What platform/tools do you use for your business?
Most people are surprised when they hear that a tech guy like me is not a big tools fan. I use tools that work, tools that really help me, and tools that make sense. All too often people learn tools because it is the latest fad, or because of peer pressure. The problem with certain tools is that they force you to work or think a certain way, and that isn’t right for everyone. I’ve found that people sometimes push you to use certain tools because they want you to work as they do. In a sense, it is a form of process bullying. “Hey, you need to think and work like I do, and adopt my process, or else you will not be working correctly.” People like this are afraid that if THEIR way isn’t adopted, they will be forced to learn somebody else’s tools! Is there someone like this in YOUR office?
I use most every social media channel available, including LinkedIn, Facebook, Pinterest, Instagram, and Twitter. To make things easy I use Buffer to manage all of my postings. I use WordPress and Adobe tools quite a bit to build illustrations, media, or websites. For my business, Quickbooks is great for managing finances, and DocuSign is great for managing contracts and getting fast signatures. I also like InvoiceHome for building nice looking invoices. Appearances are important.
What have been the most influential books, podcasts, or other resources?
I read tons of books, about everything from technology to publishing, marketing, and differential equations. :-) I like reading success stories, especially from other authors who struggled to get published but eventually became the best selling writer. Robert W. Bly was an influence early on because he was an engineer who became a writer and eventually a solopreneur.
People don’t do enough reading these days. I read often. Not only does that make me smarter, but it also makes me a better writer and keeps my mind sharp.
Advice for other entrepreneurs who want to get started or are just starting out?
No matter what business you’re in, moving from a secure nine to five job to working completely for yourself is a scary proposition, no matter how smart or capable you are. Many would-be entrepreneurs I’ve talked to are looking for a formula for success. Well, there isn’t one. Going into business for yourself is a lot like swimming. Spend time learning to breathe, learning the right strokes, how to float, etc. At some point, you’ve got to just dive right in. Don’t be afraid to fail. Get up and try again, but learn from it and try something different. Don’t repeat the same mistakes. Here are some other recommendations for those just starting out:
Keep your day job as long as you can before jumping ship. Build as much of the product, MVP, or book, or whatever it is before quitting, and be sure to have at least one customer, preferably more.

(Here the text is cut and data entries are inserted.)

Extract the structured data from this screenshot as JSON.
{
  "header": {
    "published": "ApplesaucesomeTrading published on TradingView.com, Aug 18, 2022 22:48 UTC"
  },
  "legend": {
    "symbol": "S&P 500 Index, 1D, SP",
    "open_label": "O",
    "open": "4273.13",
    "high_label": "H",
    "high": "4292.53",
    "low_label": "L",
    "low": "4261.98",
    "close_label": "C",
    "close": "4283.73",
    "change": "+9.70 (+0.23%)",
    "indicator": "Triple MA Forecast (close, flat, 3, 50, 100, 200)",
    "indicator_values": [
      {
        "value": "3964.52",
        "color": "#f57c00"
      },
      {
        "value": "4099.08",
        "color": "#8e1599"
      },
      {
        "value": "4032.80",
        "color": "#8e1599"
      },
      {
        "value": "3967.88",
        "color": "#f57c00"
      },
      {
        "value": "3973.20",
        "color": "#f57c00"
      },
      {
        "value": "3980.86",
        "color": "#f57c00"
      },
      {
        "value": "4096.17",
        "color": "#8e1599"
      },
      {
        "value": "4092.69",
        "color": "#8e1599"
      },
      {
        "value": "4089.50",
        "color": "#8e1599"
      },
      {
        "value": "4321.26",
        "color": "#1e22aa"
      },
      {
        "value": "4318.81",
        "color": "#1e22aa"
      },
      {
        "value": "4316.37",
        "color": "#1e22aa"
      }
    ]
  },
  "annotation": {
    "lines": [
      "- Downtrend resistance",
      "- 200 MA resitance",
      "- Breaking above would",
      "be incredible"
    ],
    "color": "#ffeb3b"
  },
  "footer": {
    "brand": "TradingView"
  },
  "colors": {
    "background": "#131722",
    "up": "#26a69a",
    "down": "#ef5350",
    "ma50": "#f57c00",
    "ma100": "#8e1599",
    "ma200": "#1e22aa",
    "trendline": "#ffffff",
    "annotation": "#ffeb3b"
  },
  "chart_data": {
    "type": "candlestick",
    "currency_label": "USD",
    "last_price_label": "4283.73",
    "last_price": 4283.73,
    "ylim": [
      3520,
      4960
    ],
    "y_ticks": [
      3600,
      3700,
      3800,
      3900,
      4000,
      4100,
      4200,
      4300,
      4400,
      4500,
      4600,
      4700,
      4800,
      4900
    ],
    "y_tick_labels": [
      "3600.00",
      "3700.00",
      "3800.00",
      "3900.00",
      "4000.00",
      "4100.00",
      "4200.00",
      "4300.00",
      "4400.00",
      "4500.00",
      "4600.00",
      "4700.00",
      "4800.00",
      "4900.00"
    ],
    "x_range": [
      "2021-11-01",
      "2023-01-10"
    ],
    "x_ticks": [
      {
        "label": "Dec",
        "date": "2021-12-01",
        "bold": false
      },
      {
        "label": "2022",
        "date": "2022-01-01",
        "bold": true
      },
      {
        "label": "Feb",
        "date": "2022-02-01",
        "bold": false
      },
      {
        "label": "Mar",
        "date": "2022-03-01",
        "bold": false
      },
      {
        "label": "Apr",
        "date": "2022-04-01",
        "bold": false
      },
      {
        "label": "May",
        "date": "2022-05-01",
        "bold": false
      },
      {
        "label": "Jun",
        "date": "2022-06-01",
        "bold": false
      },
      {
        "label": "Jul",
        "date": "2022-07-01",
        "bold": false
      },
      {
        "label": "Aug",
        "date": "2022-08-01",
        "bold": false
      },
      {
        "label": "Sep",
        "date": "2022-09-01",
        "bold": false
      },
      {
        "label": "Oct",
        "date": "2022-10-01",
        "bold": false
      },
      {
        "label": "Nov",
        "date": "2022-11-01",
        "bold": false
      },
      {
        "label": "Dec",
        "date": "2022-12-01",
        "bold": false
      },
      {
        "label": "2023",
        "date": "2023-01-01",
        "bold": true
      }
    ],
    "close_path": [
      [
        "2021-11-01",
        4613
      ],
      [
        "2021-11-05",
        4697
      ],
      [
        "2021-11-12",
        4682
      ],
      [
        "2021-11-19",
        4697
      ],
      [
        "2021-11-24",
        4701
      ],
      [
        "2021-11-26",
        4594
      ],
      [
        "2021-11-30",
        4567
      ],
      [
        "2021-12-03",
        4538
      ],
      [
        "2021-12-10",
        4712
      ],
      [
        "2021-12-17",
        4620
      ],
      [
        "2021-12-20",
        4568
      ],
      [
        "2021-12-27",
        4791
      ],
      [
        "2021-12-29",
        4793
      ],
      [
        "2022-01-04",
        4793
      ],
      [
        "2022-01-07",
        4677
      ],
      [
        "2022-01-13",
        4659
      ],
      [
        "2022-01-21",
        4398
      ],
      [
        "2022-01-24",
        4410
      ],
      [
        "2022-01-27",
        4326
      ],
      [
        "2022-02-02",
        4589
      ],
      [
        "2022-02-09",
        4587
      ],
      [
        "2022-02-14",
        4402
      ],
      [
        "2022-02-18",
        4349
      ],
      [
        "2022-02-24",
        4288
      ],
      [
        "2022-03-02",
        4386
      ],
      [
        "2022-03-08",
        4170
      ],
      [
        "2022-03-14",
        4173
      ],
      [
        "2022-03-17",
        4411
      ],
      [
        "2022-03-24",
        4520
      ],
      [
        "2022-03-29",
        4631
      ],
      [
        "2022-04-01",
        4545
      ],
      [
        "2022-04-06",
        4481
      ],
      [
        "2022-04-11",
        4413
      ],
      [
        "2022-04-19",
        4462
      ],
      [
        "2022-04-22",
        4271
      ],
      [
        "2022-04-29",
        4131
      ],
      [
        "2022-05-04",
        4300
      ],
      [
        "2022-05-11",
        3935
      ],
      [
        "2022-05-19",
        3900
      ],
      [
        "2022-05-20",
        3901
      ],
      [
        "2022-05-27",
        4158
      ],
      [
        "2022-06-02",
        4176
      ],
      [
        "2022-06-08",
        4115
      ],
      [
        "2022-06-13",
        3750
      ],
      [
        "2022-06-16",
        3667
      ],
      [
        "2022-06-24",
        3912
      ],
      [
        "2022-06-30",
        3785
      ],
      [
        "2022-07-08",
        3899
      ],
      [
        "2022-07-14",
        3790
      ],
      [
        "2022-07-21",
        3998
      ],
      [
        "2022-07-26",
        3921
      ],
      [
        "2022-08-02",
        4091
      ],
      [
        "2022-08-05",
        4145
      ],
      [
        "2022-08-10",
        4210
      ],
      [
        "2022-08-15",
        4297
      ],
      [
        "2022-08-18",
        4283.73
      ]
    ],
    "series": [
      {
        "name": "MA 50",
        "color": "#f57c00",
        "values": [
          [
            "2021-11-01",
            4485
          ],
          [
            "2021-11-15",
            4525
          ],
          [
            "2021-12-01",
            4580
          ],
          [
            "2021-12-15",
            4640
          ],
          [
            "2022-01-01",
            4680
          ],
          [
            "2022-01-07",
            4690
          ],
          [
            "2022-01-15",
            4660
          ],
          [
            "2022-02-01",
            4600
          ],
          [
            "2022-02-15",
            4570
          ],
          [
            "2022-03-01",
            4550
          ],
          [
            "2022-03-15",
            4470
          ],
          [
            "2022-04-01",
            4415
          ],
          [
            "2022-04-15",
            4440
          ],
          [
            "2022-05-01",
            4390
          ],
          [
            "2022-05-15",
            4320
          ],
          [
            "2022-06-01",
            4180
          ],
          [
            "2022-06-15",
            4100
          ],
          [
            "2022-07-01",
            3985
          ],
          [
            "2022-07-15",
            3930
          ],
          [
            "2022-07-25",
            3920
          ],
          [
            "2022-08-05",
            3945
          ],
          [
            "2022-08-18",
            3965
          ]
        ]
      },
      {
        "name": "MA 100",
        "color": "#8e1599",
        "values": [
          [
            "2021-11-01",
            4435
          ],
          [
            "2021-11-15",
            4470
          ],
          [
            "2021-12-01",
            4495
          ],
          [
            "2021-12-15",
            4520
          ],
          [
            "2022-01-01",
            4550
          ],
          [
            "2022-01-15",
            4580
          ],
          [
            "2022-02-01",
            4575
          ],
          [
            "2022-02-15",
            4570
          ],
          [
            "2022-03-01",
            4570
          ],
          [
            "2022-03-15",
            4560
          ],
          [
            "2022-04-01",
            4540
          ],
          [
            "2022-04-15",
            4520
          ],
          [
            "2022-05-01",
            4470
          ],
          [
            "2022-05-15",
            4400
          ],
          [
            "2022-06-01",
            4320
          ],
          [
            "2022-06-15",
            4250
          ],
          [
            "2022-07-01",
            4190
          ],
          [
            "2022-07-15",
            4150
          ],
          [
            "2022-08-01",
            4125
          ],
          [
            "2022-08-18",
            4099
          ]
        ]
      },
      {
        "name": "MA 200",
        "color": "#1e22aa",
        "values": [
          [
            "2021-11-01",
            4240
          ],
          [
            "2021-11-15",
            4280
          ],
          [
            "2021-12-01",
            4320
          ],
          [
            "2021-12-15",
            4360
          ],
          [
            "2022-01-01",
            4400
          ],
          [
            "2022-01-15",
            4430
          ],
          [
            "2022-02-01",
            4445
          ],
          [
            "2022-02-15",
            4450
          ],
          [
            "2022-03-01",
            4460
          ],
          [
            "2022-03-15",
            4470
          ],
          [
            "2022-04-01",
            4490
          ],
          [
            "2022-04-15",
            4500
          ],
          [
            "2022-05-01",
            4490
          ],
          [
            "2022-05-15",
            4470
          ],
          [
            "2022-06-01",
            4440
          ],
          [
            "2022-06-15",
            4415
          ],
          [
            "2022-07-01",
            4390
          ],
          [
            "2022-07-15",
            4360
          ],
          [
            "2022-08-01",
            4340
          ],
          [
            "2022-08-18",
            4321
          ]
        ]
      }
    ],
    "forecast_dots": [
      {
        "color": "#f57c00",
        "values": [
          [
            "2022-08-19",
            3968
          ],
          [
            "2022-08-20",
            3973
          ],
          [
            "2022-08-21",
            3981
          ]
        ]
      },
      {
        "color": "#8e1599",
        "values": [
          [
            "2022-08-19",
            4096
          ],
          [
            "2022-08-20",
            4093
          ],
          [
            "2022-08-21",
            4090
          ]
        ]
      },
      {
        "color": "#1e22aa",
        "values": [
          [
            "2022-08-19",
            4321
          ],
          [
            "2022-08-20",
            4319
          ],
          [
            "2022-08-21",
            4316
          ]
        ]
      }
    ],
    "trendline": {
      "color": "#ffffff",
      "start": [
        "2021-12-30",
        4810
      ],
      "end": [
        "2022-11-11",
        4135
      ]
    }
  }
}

Save at least six months worth of income before quitting your day job.
Be careful of “big ideas”. Find a problem that needs a solution, not a solution that needs to find a problem.

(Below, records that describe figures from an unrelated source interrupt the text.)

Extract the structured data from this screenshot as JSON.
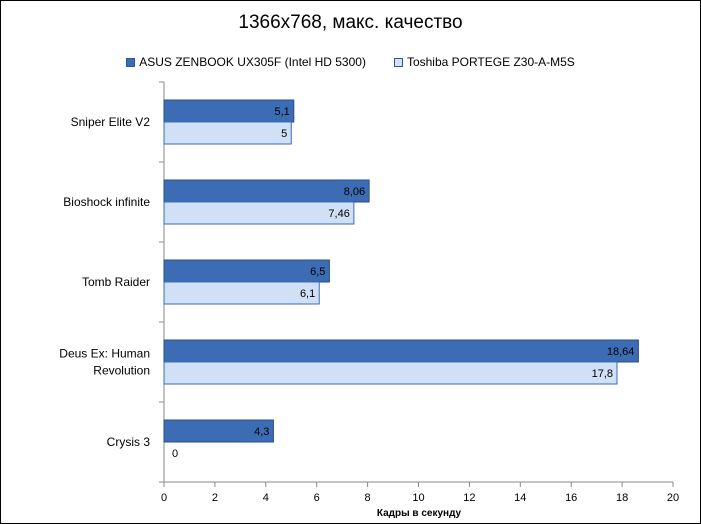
{
  "chart_data": {
    "type": "bar",
    "orientation": "horizontal",
    "title": "1366x768, макс. качество",
    "xlabel": "Кадры в секунду",
    "ylabel": "",
    "categories": [
      "Sniper Elite V2",
      "Bioshock infinite",
      "Tomb Raider",
      "Deus Ex: Human Revolution",
      "Crysis 3"
    ],
    "category_lines": [
      [
        "Sniper Elite V2"
      ],
      [
        "Bioshock infinite"
      ],
      [
        "Tomb Raider"
      ],
      [
        "Deus Ex: Human",
        "Revolution"
      ],
      [
        "Crysis 3"
      ]
    ],
    "series": [
      {
        "name": "ASUS ZENBOOK UX305F (Intel HD 5300)",
        "values": [
          5.1,
          8.06,
          6.5,
          18.64,
          4.3
        ],
        "labels": [
          "5,1",
          "8,06",
          "6,5",
          "18,64",
          "4,3"
        ],
        "color": "#3c6cb4"
      },
      {
        "name": "Toshiba PORTEGE Z30-A-M5S",
        "values": [
          5,
          7.46,
          6.1,
          17.8,
          0
        ],
        "labels": [
          "5",
          "7,46",
          "6,1",
          "17,8",
          "0"
        ],
        "color": "#cfe0f7"
      }
    ],
    "xlim": [
      0,
      20
    ],
    "xticks": [
      0,
      2,
      4,
      6,
      8,
      10,
      12,
      14,
      16,
      18,
      20
    ],
    "grid": false,
    "legend_position": "top"
  }
}
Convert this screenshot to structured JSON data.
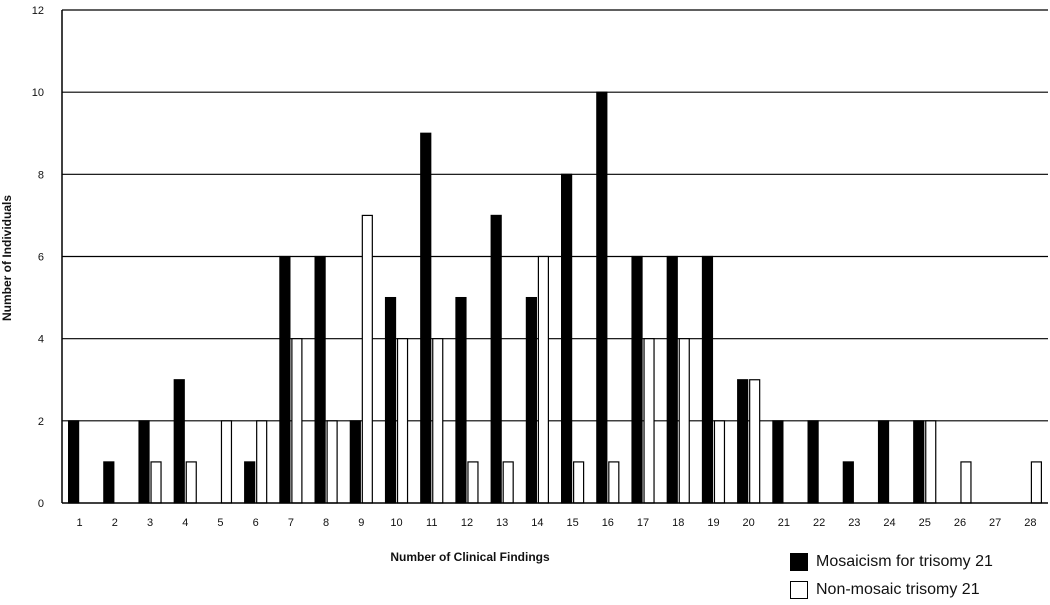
{
  "chart_data": {
    "type": "bar",
    "title": "",
    "xlabel": "Number of Clinical Findings",
    "ylabel": "Number of Individuals",
    "ylim": [
      0,
      12
    ],
    "yticks": [
      0,
      2,
      4,
      6,
      8,
      10,
      12
    ],
    "grid": "horizontal",
    "legend_position": "bottom-right",
    "categories": [
      "1",
      "2",
      "3",
      "4",
      "5",
      "6",
      "7",
      "8",
      "9",
      "10",
      "11",
      "12",
      "13",
      "14",
      "15",
      "16",
      "17",
      "18",
      "19",
      "20",
      "21",
      "22",
      "23",
      "24",
      "25",
      "26",
      "27",
      "28"
    ],
    "series": [
      {
        "name": "Mosaicism for trisomy 21",
        "color": "#000000",
        "values": [
          2,
          1,
          2,
          3,
          0,
          1,
          6,
          6,
          2,
          5,
          9,
          5,
          7,
          5,
          8,
          10,
          6,
          6,
          6,
          3,
          2,
          2,
          1,
          2,
          2,
          0,
          0,
          0
        ]
      },
      {
        "name": "Non-mosaic trisomy 21",
        "color": "#ffffff",
        "values": [
          0,
          0,
          1,
          1,
          2,
          2,
          4,
          2,
          7,
          4,
          4,
          1,
          1,
          6,
          1,
          1,
          4,
          4,
          2,
          3,
          0,
          0,
          0,
          0,
          2,
          1,
          0,
          1
        ]
      }
    ]
  }
}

Stay away from negative, jealous, or fearful people, even if they are people you love.
Remember that if you have your health, you have everything you need. You’ll never realize the importance of this until you lose it.
People buy the sizzle, not the steak. Pay attention to appearances. This goes for yourself, as well as your online presence.

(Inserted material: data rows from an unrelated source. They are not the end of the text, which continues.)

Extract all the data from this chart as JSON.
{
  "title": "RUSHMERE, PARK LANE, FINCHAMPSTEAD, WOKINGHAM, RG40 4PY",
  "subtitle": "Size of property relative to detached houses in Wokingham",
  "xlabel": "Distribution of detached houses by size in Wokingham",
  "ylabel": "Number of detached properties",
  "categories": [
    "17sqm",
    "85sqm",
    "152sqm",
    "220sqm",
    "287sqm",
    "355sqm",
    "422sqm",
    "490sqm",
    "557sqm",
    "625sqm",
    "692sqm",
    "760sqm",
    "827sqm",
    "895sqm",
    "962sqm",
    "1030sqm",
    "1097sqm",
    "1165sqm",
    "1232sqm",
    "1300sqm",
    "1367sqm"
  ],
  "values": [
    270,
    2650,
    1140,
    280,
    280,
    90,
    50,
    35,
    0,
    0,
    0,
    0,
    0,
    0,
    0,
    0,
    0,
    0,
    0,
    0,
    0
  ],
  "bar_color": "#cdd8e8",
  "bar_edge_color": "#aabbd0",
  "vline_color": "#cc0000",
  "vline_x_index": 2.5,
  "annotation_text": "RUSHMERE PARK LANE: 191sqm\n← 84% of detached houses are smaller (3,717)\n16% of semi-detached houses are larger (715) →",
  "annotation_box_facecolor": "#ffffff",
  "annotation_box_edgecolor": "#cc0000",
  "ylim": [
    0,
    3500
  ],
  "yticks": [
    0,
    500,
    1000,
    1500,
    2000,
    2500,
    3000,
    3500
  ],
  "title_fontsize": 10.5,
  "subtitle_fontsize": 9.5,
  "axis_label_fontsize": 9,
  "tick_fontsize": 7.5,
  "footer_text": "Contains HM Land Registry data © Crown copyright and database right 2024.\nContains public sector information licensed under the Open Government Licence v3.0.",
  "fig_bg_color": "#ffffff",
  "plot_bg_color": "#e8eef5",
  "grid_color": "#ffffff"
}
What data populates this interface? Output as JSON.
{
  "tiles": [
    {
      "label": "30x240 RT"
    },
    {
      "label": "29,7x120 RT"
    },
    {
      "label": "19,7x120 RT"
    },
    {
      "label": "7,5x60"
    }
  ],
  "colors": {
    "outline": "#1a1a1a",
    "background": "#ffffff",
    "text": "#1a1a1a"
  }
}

Focus. Don’t bite off more than you can chew. You have lots of good ideas, but pick one or two to focus on. Create a vision, a plan, and stay on track. Remember that ideas are cheap; its execution that counts. Decide what’s important and don’t be distracted by what isn’t. A house is built one brick at a time. Focus on each brick as you lay one on top of the other. In our ADD society of video games and fast-moving edits, I find that this is the hardest thing for people to do these days.
Are you looking to hire for certain positions right now?
I’m always looking for talented trainers and coaches passionate about agile and excited at the potential of becoming one of the first “experts” on our new framework.